Fig. 3

Rbc3a knockdown disrupts endosomal maturation but not acidification in NC.

(A-D) Confocal images of whole mount immunohistochemical staining for endocytic markers in NC cells in sox10:lyn-gfp transgenics, which labels NC cell membranes (green). (A′-D′) 4× insets of (A-D). (A-B′) Anti-EEA1 marks early endosomes (red). rbc3a-MO1-injected embryos show large EEA1+ aggregates in NC cells (white arrowheads in B′). (C-D′) Anti-LAMP1 marks late endosomes/lysosomes (red).
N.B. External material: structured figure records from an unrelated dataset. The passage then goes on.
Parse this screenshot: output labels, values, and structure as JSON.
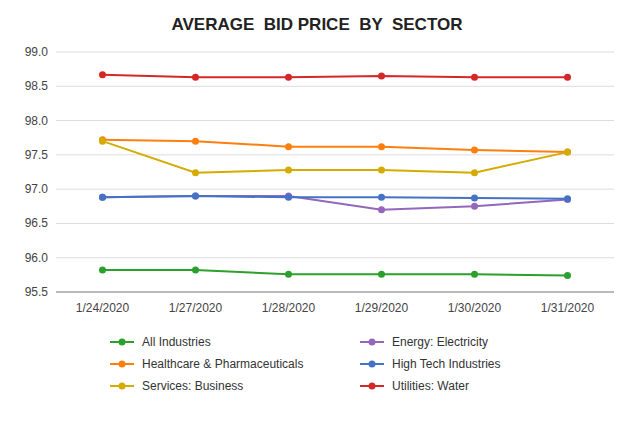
{
  "chart_data": {
    "type": "line",
    "title": "AVERAGE  BID PRICE  BY  SECTOR",
    "categories": [
      "1/24/2020",
      "1/27/2020",
      "1/28/2020",
      "1/29/2020",
      "1/30/2020",
      "1/31/2020"
    ],
    "series": [
      {
        "name": "All Industries",
        "color": "#2ca02c",
        "marker": "circle",
        "values": [
          95.82,
          95.82,
          95.76,
          95.76,
          95.76,
          95.74
        ]
      },
      {
        "name": "Healthcare & Pharmaceuticals",
        "color": "#ff7f0e",
        "marker": "circle",
        "values": [
          97.72,
          97.7,
          97.62,
          97.62,
          97.57,
          97.54
        ]
      },
      {
        "name": "Services: Business",
        "color": "#d4ac00",
        "marker": "circle",
        "values": [
          97.7,
          97.24,
          97.28,
          97.28,
          97.24,
          97.54
        ]
      },
      {
        "name": "Energy: Electricity",
        "color": "#9467bd",
        "marker": "circle",
        "values": [
          96.88,
          96.9,
          96.9,
          96.7,
          96.75,
          96.85
        ]
      },
      {
        "name": "High Tech Industries",
        "color": "#4472c4",
        "marker": "circle",
        "values": [
          96.88,
          96.9,
          96.88,
          96.88,
          96.87,
          96.86
        ]
      },
      {
        "name": "Utilities: Water",
        "color": "#d62728",
        "marker": "circle",
        "values": [
          98.67,
          98.63,
          98.63,
          98.65,
          98.63,
          98.63
        ]
      }
    ],
    "ylim": [
      95.5,
      99.0
    ],
    "yticks": [
      95.5,
      {
        "value": 96.0,
        "label": "96.0"
      },
      96.5,
      {
        "value": 97.0,
        "label": "97.0"
      },
      97.5,
      {
        "value": 98.0,
        "label": "98.0"
      },
      98.5,
      {
        "value": 99.0,
        "label": "99.0"
      }
    ],
    "grid": true,
    "legend": "bottom"
  }
}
No increase in number or size of LAMP1+ vesicles was observed with rbc3a-MO1 injection. (E, F) Automated quantification of average % area (E) and average particle size (F) per NC cell stained positive for EEA1, LAMP1, or Lysotracker Red (Lyso) using ImageJ Particle Analyzer. rbc3a-MO1 injection produced significantly higher EEA1+ and Lysotracker+ relative area and particle size but significantly smaller LAMP1+ relative area and particle size per NC cell. Error bars represent ± SEM. (G, H) Live whole-mount images of sox10:gfp+ NC cells labeled with Lysotracker (red). rbc3a-MO1-injected embryos show many large, acidic Lyso+ vesicles, which colocalize with EEA1 (I′,J′, white arrows) but not LAMP1 (K′, L′). ** p<0.001, *** p<0.0001. Scale bar, 10 µm.